Wesermarsch - Der ESV Nordenham hat am Montag das Spitzenspiel der Fusionsklasse A (Staffel Nord) verloren. Er unterlag WSC Frisia Wilhelmshaven II mit 0:1. Der TSV Abbehausen II spielte haben am Montag beim Tabellendritten VfL Wilhelmshaven 2:2. Abbehausen belegt mit 29 Punkten aus 16 Spielen Platz vier.

Der ESV ist mit 32 Punkten aus 14 Spielen Zweiter. Frisia II führt die Tabelle mit 38 Punkte aus 17 Spielen an.

VfL Wilhelmshaven - TSV Abbehausen II 2:2 (1:0). Das Spiel war ein offener Schlagabtausch, aber die Abbehauser hatten viele Chancen, um die Partie zu gewinnen. „Ich bin zufrieden mit dem Punktgewinn, aber es fühlt sich an, als hätten wir zwei Punkte verschenkt“, sagte TSV-Trainer Sascha von Minden. Den besseren Start hatten die Hausherren: Schon in der 10. Minute ging der VfL durch ein Distanztor von Adam-Andrzej Paliga in Führung. Bis zur Halbzeit blieb es dabei, aber der TSV hatte ein Chancenplus.

Er belohnte sich erst nach der Pause. Mohammed Yassin glich nach einer Ecke wieder aus (68.). Die Antwort kam postwendend: Ein Freistoß des VfL landete direkt auf dem Fuß von Sebastian Braatz, der den Abpraller problemlos einnetzt. „Da war die Abwehr im Tiefschlaf“, sagte von Minden. Aber Abbehausen kämpfte: Matthias Poppe setzt sich gegen zwei Wilhelmshavener durch und bediente Till Wickner, der das 2:2 erzielte (76.).

WSC Frisia Wilhelmshaven II - ESV Nordenham 1:0. Schade: Das Spitzenspiel blieb hinter den Erwartungen zurück, das Aufeinandertreffen der beiden Topteams der Fusionsklasse A hielt nicht, was es versprach. „Die Partie war eigentlich ein klassisches 0:0. Es gab kaum große Chancen, es war aber ein hitziges Duell“, sagte ESV-Trainer Thorsten Rohde.

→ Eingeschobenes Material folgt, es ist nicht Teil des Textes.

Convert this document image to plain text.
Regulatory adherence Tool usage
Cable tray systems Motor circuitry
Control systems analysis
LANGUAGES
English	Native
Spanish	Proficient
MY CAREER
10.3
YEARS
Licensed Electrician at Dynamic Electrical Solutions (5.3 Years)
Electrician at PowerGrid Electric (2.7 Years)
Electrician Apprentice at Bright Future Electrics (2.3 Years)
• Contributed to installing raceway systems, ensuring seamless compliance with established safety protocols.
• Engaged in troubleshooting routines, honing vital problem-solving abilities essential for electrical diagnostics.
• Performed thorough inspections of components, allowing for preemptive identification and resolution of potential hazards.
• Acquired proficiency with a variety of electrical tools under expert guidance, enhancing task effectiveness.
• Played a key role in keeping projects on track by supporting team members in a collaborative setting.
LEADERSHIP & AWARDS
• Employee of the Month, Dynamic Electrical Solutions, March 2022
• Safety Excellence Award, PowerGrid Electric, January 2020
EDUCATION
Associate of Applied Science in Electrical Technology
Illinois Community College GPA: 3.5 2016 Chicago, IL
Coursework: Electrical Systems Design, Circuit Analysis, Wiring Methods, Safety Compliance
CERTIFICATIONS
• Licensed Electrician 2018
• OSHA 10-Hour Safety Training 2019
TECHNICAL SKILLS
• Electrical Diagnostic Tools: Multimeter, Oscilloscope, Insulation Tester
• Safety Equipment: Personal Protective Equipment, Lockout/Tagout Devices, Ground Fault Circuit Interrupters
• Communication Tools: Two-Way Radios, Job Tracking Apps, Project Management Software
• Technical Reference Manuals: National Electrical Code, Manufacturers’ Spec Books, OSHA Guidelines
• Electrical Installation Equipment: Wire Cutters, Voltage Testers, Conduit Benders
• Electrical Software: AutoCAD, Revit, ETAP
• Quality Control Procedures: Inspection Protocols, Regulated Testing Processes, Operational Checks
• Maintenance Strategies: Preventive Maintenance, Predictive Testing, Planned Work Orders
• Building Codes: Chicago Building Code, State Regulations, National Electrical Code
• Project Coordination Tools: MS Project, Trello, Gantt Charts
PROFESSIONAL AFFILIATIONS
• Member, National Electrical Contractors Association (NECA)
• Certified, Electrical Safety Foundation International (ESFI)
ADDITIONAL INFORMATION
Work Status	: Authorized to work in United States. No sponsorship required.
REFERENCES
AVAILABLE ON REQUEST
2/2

Die erste Halbzeit verlief torlos, aber brachte einen Platzverweis mit sich: Wilhelmshaven spielte von der 35. Minute nur noch mit zehn Mann. In der zweiten Halbzeit zogen die Gäste allerdings nach: Dominik Schwarting sah die Ampelkarte.

Die entscheidende Szene der Partie spielte sich aber in der 70. Minute ab: Die Gastgeber bekamen einen Strafstoß zugesprochen und verwandelten ihn. Damit hatten sie dem ESV den entscheidenden Schlag versetzt. „Nach dem 0:1 haben wir uns aufgegeben. Da war einfach die Luft raus“, sagte Rohde.